One hypothesis states that there is a glomerulotubular feedback loop that results in progression of chronic kidney disease.[1] It is postulated that the protein in the ultra-filtrate gets degraded by tubular epithelial cells and possibly directly processed by dendritic cells and is presented to the T lymphocytes.[23] These proteins consist of multiple self-antigens and other proteins and peptides such as fragments of glomerular basement membrane and other glomerular antigens. In the normal state dendritic cell uptake of antigen and cross presentation will lead to apoptosis of CD8 + cells resulting in induction of tolerance. In the presence of injured cells, the process of cross presentation to CD8 + cells results in active immunity, secondary to so called danger signals or damage associated molecular patterns (DAMPs). The presence of DAMPs results in CD4 + helper and CD8 + cytotoxic lymphocyte activation and initiation of tissue injury and autoimmunity, thus amplifying original damage and leading to progression of organ damage.[1]

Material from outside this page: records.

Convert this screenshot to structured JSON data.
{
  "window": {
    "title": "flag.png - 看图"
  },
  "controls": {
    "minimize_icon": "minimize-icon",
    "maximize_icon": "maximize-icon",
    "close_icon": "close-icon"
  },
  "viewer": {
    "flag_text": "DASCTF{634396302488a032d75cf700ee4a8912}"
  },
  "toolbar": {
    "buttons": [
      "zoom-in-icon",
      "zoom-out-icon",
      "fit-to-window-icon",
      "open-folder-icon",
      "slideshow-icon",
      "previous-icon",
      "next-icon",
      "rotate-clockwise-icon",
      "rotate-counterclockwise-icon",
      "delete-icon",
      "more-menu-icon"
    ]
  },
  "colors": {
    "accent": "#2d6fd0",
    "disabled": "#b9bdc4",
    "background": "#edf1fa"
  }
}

In contrsst, Pascal et al. suggested that unilateral obstruction produced a tubular injury that led to recognition of some unidentified antigen by the immune system. This resulted in an antibody response and formation of antigen-antibody complexes which were deposited in the glomeruli and led to glomerulopathy.[4] A similar sequence of events is possibly the explanation for the glomerular lesions found in our case.